Energy conservation and reversibility during thermodynamic changes of state in superconductors: Joule heat vs. magnetocaloric cooling

TL;DR

This paper investigates the thermodynamic processes in superconductors during state changes, revealing that normal currents cause Joule heating and magnetocaloric cooling, which together ensure energy conservation and reversibility but lead to temperature inhomogeneities.

Contribution

It demonstrates that normal currents in superconductors produce both Joule heating and magnetocaloric cooling, balancing each other and preserving thermodynamic reversibility, a previously overlooked aspect.

Findings

Normal currents cause Joule heating and magnetocaloric cooling.

These processes balance each other, ensuring reversibility.

Temperature inhomogeneities are expected at the transition to superconductivity.

Abstract

In the Meissner phase of a superconductor, an external constant magnetic field is shielded by circulating persistent zero-resistance supercurrents that are formed by Cooper pairs.
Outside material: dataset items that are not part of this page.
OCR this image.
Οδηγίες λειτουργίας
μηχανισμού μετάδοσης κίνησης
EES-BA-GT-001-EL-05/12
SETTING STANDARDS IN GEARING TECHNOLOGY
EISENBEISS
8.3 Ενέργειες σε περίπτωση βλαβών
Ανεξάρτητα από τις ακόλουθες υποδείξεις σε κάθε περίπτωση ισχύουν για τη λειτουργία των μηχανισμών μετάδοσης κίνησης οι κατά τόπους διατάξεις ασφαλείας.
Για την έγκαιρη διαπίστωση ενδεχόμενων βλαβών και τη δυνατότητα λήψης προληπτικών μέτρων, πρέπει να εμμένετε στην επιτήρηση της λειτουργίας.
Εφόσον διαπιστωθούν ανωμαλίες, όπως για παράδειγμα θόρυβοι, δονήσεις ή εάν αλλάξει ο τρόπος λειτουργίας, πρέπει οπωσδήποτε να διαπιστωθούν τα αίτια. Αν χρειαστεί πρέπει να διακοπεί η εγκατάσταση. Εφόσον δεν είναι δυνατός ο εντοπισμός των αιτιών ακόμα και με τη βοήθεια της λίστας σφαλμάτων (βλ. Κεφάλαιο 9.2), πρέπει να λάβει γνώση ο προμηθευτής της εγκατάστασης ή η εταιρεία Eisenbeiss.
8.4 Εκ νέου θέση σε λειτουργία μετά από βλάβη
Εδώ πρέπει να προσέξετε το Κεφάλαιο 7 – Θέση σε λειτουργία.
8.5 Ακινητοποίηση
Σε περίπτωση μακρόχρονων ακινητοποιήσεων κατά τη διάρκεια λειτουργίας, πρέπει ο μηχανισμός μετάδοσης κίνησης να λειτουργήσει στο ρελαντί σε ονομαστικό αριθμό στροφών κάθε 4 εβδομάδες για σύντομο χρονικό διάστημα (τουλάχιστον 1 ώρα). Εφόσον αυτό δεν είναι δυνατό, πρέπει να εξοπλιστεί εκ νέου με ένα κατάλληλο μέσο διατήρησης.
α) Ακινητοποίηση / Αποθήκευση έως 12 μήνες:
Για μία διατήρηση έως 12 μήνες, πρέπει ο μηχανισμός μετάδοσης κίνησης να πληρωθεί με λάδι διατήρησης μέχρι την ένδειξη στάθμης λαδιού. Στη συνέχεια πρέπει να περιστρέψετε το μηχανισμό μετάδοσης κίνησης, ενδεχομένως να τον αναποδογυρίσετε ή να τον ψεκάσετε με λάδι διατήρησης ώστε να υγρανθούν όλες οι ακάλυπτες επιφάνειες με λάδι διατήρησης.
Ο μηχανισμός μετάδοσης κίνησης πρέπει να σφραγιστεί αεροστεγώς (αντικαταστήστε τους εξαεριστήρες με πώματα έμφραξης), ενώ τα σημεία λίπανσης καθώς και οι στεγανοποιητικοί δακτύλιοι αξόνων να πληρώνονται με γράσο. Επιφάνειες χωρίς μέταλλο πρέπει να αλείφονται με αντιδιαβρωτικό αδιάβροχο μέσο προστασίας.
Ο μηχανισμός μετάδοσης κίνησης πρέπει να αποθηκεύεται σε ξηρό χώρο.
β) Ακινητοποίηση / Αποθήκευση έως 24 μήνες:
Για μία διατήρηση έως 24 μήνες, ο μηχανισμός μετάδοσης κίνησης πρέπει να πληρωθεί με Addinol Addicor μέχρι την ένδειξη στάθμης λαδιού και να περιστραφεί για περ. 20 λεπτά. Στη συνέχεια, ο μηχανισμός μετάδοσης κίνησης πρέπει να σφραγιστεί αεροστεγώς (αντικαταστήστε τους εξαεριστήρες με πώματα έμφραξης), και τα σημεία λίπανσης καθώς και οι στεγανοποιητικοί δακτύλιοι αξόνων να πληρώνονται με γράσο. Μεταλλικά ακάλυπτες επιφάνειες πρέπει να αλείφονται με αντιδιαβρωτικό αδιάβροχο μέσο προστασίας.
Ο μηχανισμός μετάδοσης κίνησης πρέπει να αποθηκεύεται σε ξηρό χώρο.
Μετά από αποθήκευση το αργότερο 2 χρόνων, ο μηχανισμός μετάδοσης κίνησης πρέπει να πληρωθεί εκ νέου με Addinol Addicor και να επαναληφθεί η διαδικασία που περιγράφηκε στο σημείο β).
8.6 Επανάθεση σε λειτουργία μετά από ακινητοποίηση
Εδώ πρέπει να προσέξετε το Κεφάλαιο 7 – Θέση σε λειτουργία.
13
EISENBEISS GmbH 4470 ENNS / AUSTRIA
However, a thermodynamic change of state within this phase, such as cooling or heating, inevitably generates normal currents of thermally excited unpaired charge carriers, induced by the time-dependent variations in the local magnetic field. They not only lead to deviations of the magnetic-field distribution from textbook Meissner profiles but also cause dissipative Joule heating. This sharply contradicts the expected reversibility of a truly thermodynamic superconducting state, a fact that has largely been overlooked in the literature. We show that these normal currents also produce a magnetocaloric cooling, which in total instantaneously and precisely compensates for the dissipated heat, thus ensuring overall energy conservation and reversibility. However, the Joule heating and magnetocaloric cooling processes are spatially distinct and should therefore lead to temperature inhomogeneities. We quantify these effects assuming realistic material parameters and conclude that they are challenging to measure with current experimental techniques. Significant temperature gradients are expected only directly at the first-order transition to the superconducting state, where the discontinuous flux expulsion should induce normal currents that are much larger than those deep in the Meissner phase. We also argue that the underlying physics in superconductors is fundamentally identical to that of thermomagnetic generators, where electromechanical work can be extracted from magnetized matter subjected to thermal cycles, and where the magnetocaloric cooling is balanced by the heat supplied from an external thermal reservoir.